International football has always been considered the bane of club football by way of the disruption it inevitably causes to the latter. The usual two-week break where players head to national team duty breaks away from the routine of club football on weekends and often result in lacklustre games where a disjointed team of big-name players look like a shadow of their club selves or a David versus Goliath situation transpires, with superstars trampling a lowly ranked nation in a game nobody asked for or was willing to invest their time in.
But, at the end of the day, the international break is a necessary evil, especially with both the UEFA Euros and the Copa America scheduled to be held in the summer of 2021.
While friendlies provide national teams with opportunities to experiment with formations and team personnel that they can then deploy in international games of value like qualifications and the Nations League, however, given the situation, is it really ideal to conduct friendlies?
Over the past two international breaks, several players including the likes of Cristiano Ronaldo, Alex Telles, Domagoj Vida and even Mohamed Salah now have tested positive for the global virus while on international duty, hampering their clubs as well their own campaigns. The case with Vida was astonishing, to say the least. The veteran defender played the first-half against Turkey and was subbed off and put into immediate isolation. Over the past weekend, Liverpool defender Joel Gomez picked up an injury in training that has reportedly ended his season.
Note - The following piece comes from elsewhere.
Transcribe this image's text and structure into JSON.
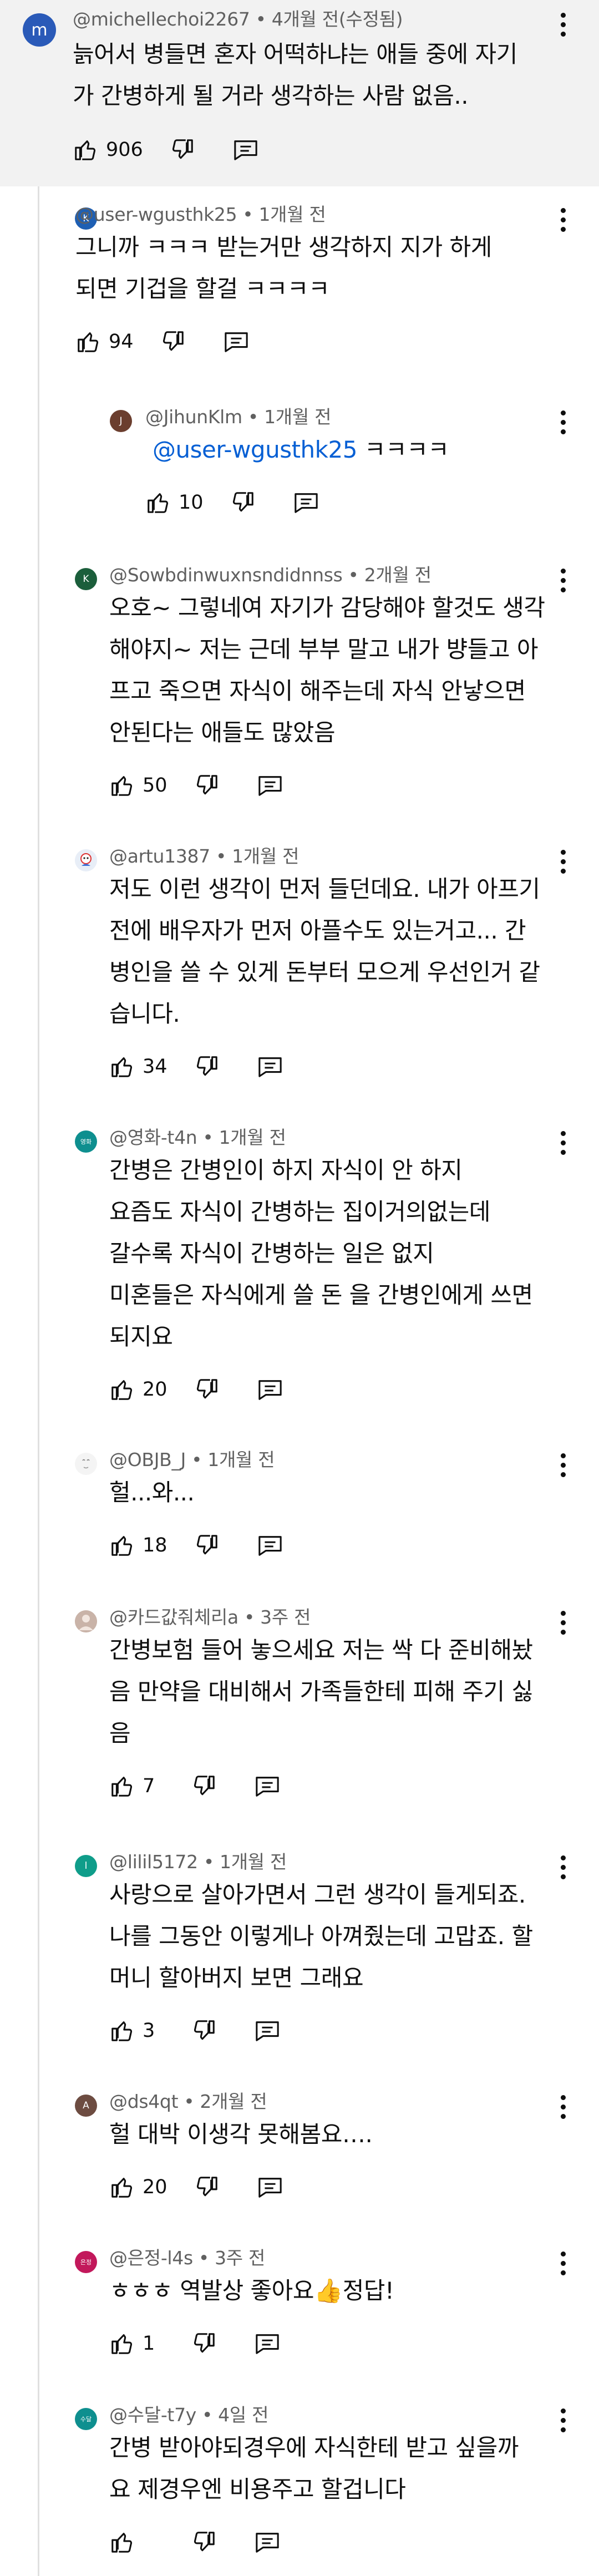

This just further illustrates that the fixture congestion caused due to the unprecedented six-month lull period due to the global virus simply doesn’t warrant players travelling abroad for a meaningless football game.
German and Real Madrid midfielder Toni Kroos were also highly critical of UEFA and FIFA's scheduling of international games as well as the FIFA Club World Cup. “At the end of the day, as players, we’re just puppets for all these new things which are invented by FIFA and UEFA. Nobody asks us,” he said in his podcast ‘Einfach mal Luppen’.
While there is absolutely no doubt that friendlies are extremely important for national teams to build chemistry, it simply doesn’t warrant risking lives and careers at this point.